Chertoff should be worrying about security, not trade



It is less than assuring to know that Michael Chertoff, Homeland Security secretary, is spending even a minute of his time protecting the status of the United States as part of a "robust global trading system."
But that was Chertoff's story Sunday as the morning news shows focused on the recent disclosure that the Bush administration has already approved terms for an Arab company to take over operations at six major American ports.
It seems to us that Chertoff, by virtue of his Homeland Security responsibilities, should be pretty close to an absolutist when it comes to protecting the country from contraband that could come into our ports. Let the Treasury Department make the argument that our status as a free-trader trumps security concerns. Chertoff should be far more skeptical than he appeared Sunday. The head of Homeland Security should be dragged kicking and screaming into this deal.
What's at stake
At issue is a $6.8 billion sale that gives a company in the United Arab Emirates control over significant operations at six major American ports. London-based Peninsular and Oriental Steam Navigation Co., the world's fourth-largest ports company, runs commercial operations at shipping terminals in New York, New Jersey, Baltimore, New Orleans, Miami and Philadelphia. It would be sold to Dubai Ports World, a state-owned company in the UAE.
The Committee on Foreign Investment in the United States, run by the Treasury Department and operating in secret, was satisfied that the security of U.S. ports -- through which millions of uninspected shipping containers move -- would not be compromised.
It is not as if the United Arab Emirates has a spotless record in protecting U.S. security. It was an operational and financial base for the hijackers who carried out the Sept.. 11, 2001, attacks against New York and Washington.
"[The sale] is unbelievably tone deaf politically at this point in our history," said Sen. Lindsay Graham, R-S.C. And that's an understatement.
Coming off a week during which Chertoff couldn't adequately explain his department's failures to respond to the devastation of Hurricane Katrina, his assurances that U.S. security will not be compromised byturning over operations of the port to a UAE company fall flat.
Part of a pattern
This administration has rarely placed the needs of the American people and American industry above the need to reassure our trading partners that they will always have an open and waiting market in the United States.

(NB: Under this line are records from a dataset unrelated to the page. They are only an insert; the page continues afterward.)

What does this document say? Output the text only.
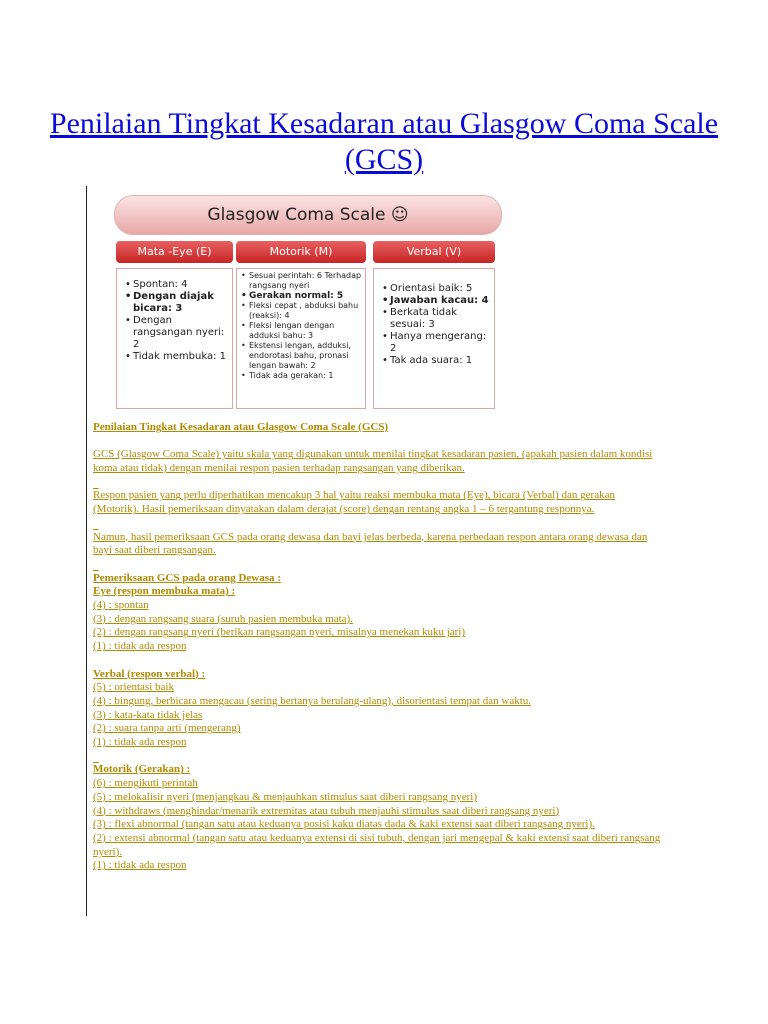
Penilaian Tingkat Kesadaran atau Glasgow Coma Scale (GCS)
Glasgow Coma Scale ☺
Mata -Eye (E)
• Spontan: 4
• Dengan diajak bicara: 3
• Dengan rangsangan nyeri: 2
• Tidak membuka: 1
Motorik (M)
• Sesuai perintah: 6 Terhadap rangsang nyeri
• Gerakan normal: 5
• Fleksi cepat , abduksi bahu (reaksi): 4
• Fleksi lengan dengan adduksi bahu: 3
• Ekstensi lengan, adduksi, endorotasi bahu, pronasi lengan bawah: 2
• Tidak ada gerakan: 1
Verbal (V)
• Orientasi baik: 5
• Jawaban kacau: 4
• Berkata tidak sesuai: 3
• Hanya mengerang: 2
• Tak ada suara: 1

Penilaian Tingkat Kesadaran atau Glasgow Coma Scale (GCS)

GCS (Glasgow Coma Scale) yaitu skala yang digunakan untuk menilai tingkat kesadaran pasien, (apakah pasien dalam kondisi koma atau tidak) dengan menilai respon pasien terhadap rangsangan yang diberikan.

Respon pasien yang perlu diperhatikan mencakup 3 hal yaitu reaksi membuka mata (Eye), bicara (Verbal) dan gerakan (Motorik). Hasil pemeriksaan dinyatakan dalam derajat (score) dengan rentang angka 1 – 6 tergantung responnya.

Namun, hasil pemeriksaan GCS pada orang dewasa dan bayi jelas berbeda, karena perbedaan respon antara orang dewasa dan bayi saat diberi rangsangan.

Pemeriksaan GCS pada orang Dewasa :

Eye (respon membuka mata) :

(4) : spontan

(3) : dengan rangsang suara (suruh pasien membuka mata).

(2) : dengan rangsang nyeri (berikan rangsangan nyeri, misalnya menekan kuku jari)

(1) : tidak ada respon

Verbal (respon verbal) :

(5) : orientasi baik

(4) : bingung, berbicara mengacau (sering bertanya berulang-ulang), disorientasi tempat dan waktu.

(3) : kata-kata tidak jelas

(2) : suara tanpa arti (mengerang)

(1) : tidak ada respon

Motorik (Gerakan) :

(6) : mengikuti perintah

(5) : melokalisir nyeri (menjangkau & menjauhkan stimulus saat diberi rangsang nyeri)

(4) : withdraws (menghindar/menarik extremitas atau tubuh menjauhi stimulus saat diberi rangsang nyeri)

(3) : flexi abnormal (tangan satu atau keduanya posisi kaku diatas dada & kaki extensi saat diberi rangsang nyeri).

(2) : extensi abnormal (tangan satu atau keduanya extensi di sisi tubuh, dengan jari mengepal & kaki extensi saat diberi rangsang nyeri).

(1) : tidak ada respon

At the end of last year, President Bush ignored clear evidence that China had violated U.S. trade law in its explosive increase in common pipe exports to the United States. We argued then, as we have argued in the past, that a nation that farms out its industrial capability to other countries is playing a dangerous game. Eventually the steel industry, the pipe industry, the electronics industry, the auto and truck industry are so weakened that the nation would not be in a position to respond to the nation's military needs at a time of crisis.
If that long-range weakening of U.S. industrial might does not strike a responsive chord with the administration, we should not be surprised that the administration sees no danger in turning over its ports to an Arab emirate.
Fortunately, others do. The sale is being challenged in the courts, and the criteria used by the administration to determine that this was not a foolhardy move will be scrutinized by Congress.